Pal war der Collierüde, der als Ur-Lassie in "Lassie come home" (mit Elizabeth Taylor) Lassies Ruhm begründete. Er bekam die Rolle, weil sich die eigentlich vorgesehene Hündin bei Probeaufnahmen weigerte zu schwimmen. 1946 kam das Sequel "Son of Lassie" heraus: Pal ist Lassies Sohn Laddie und wird mit seinem Besitzer, einem Piloten, über dem von den Nazis besetzten Norwegen abgeschossen. Ich kenne den Film nicht (ebensowenig wie "Lassie come home"), nehme aber stark an, daß es sich um eine öde Kriegsschmonzette handelt. Man möge mir verzeihen.

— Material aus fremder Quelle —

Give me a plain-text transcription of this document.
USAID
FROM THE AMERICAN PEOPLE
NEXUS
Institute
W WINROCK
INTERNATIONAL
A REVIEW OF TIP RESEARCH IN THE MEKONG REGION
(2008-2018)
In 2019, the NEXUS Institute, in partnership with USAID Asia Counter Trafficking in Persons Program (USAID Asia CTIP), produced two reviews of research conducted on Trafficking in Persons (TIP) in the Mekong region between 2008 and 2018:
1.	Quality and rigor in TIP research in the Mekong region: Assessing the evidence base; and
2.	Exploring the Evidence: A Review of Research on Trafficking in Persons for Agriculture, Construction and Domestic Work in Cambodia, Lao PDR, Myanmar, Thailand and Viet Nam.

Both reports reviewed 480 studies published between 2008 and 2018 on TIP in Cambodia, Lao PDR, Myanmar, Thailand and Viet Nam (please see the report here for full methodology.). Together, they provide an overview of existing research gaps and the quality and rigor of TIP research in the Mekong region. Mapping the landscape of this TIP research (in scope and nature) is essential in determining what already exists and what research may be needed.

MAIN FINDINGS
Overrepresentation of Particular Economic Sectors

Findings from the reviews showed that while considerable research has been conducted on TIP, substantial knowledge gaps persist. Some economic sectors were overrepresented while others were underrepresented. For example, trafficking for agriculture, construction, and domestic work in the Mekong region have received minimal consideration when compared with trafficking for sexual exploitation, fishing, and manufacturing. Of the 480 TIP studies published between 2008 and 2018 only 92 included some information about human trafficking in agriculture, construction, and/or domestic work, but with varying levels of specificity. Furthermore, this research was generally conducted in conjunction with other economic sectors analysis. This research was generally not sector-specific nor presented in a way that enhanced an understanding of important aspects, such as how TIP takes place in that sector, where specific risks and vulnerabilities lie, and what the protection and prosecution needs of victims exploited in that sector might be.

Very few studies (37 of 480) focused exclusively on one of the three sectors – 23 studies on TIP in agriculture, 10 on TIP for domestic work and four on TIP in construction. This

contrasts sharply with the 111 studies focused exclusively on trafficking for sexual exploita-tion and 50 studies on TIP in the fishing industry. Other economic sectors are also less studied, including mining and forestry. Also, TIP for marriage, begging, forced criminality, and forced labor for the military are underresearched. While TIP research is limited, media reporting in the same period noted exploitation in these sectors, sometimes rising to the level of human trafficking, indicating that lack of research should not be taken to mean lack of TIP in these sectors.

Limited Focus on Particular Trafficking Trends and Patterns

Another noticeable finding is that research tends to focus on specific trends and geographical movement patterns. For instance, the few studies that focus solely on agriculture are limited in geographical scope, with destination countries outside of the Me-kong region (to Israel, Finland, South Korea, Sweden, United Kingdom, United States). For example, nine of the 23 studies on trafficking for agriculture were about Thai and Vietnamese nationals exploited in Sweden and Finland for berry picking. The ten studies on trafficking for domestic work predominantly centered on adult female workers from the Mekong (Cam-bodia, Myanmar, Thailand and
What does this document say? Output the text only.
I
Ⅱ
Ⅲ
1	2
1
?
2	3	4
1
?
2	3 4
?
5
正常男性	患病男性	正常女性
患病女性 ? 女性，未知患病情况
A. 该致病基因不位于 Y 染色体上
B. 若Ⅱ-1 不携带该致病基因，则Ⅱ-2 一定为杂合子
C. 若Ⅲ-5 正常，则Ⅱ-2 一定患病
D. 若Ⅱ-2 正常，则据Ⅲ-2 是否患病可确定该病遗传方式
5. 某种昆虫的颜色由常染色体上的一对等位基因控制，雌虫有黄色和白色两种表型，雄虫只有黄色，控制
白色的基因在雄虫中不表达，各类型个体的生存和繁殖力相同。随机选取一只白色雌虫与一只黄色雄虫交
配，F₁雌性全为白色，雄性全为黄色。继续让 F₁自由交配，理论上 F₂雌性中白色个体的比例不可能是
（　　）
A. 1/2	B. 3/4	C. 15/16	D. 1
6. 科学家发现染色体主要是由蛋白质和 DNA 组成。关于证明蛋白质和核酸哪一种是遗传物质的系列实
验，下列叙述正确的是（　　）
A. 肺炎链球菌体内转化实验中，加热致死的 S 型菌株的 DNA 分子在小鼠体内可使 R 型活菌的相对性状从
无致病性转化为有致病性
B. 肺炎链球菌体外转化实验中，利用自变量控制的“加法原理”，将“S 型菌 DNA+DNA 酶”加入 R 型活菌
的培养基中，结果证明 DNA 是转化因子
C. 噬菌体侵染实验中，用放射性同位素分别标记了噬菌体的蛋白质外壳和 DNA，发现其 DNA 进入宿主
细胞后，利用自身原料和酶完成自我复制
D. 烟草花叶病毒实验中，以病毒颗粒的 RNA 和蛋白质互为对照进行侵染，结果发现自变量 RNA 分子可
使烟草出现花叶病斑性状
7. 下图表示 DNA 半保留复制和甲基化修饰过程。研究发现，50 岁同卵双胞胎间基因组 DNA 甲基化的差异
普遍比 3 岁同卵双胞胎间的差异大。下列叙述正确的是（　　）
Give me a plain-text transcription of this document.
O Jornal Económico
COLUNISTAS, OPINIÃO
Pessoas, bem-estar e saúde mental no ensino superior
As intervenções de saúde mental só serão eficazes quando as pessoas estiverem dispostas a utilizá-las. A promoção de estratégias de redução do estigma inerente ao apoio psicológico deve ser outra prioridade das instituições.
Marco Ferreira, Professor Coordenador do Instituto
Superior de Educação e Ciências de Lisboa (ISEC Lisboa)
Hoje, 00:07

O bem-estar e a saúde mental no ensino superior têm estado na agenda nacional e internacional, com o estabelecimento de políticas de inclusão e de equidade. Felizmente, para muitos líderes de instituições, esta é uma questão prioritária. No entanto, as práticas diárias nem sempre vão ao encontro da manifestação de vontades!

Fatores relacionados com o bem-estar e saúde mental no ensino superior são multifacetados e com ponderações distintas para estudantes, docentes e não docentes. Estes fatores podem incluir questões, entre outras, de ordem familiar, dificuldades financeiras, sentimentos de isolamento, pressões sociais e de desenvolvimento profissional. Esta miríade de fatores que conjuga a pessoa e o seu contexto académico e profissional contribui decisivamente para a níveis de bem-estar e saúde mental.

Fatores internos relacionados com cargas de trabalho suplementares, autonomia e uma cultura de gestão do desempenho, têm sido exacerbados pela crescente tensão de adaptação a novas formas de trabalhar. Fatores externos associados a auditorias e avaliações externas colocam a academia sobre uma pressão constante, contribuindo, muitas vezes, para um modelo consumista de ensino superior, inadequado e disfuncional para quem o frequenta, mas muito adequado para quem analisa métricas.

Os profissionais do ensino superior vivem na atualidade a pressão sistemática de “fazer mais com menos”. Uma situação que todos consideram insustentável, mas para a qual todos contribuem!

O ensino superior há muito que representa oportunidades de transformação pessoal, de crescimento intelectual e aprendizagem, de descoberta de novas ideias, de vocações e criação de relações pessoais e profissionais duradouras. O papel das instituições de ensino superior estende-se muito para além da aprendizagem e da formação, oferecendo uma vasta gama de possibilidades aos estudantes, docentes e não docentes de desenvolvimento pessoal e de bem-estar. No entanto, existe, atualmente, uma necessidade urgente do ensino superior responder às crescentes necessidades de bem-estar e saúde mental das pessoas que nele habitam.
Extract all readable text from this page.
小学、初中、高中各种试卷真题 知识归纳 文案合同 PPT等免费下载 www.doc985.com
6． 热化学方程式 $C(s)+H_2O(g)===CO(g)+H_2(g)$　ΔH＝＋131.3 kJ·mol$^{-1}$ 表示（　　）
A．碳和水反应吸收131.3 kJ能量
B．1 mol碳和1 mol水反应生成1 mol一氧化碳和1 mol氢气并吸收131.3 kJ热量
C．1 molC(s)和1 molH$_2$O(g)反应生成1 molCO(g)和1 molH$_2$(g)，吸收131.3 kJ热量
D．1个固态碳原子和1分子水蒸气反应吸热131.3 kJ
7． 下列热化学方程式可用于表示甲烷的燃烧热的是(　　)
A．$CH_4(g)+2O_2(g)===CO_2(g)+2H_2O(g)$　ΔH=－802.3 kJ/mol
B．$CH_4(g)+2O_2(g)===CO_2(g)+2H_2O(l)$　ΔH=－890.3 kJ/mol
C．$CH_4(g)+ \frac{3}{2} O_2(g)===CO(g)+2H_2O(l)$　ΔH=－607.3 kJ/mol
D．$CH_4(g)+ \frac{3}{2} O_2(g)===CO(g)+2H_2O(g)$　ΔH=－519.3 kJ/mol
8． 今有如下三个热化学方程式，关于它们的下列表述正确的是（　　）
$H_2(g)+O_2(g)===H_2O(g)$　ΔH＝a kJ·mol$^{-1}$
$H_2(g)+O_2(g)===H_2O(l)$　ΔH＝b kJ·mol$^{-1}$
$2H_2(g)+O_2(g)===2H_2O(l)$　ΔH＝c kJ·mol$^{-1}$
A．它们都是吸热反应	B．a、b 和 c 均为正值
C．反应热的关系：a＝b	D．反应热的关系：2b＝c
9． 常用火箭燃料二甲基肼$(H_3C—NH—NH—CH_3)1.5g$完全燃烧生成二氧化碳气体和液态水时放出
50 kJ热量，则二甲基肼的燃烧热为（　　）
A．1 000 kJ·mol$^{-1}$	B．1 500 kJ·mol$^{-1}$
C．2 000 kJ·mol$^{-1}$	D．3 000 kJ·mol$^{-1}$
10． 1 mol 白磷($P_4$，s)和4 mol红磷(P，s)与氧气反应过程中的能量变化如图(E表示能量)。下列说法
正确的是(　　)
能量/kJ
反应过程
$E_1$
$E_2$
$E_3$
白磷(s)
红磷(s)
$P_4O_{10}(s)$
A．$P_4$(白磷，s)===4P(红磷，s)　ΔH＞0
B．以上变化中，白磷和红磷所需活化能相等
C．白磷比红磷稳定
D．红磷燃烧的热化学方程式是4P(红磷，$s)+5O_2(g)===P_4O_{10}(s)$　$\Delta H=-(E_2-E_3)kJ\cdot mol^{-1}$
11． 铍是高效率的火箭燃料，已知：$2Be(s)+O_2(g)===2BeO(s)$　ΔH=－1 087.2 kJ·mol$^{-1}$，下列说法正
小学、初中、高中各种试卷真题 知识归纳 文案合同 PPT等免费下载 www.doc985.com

Pal und sämtliche weiteren Lassies (alles Nachkommen Pals) wurden von dem Tiertrainer Rudd Weatherwaxx ausgebildet, dem zwar viel gelang, aber leider nicht, Pal seine größte Leidenschaft abzugewöhnen: die Jagd auf Motorräder.
Ob Pal sich je mit Peter Lorre unterhalten hat, darf man getrost bezweifeln, aber immerhin drehten beide für MGM und "Arsenic and old Lace" erschien im selben Jahr wie "Son of Lassie". Auch über eine Entführung Pals ist nichts bekannt und daß Pal gerne mal ein Bierchen kippte, ist reine böswillige Unterstellung meinerseits.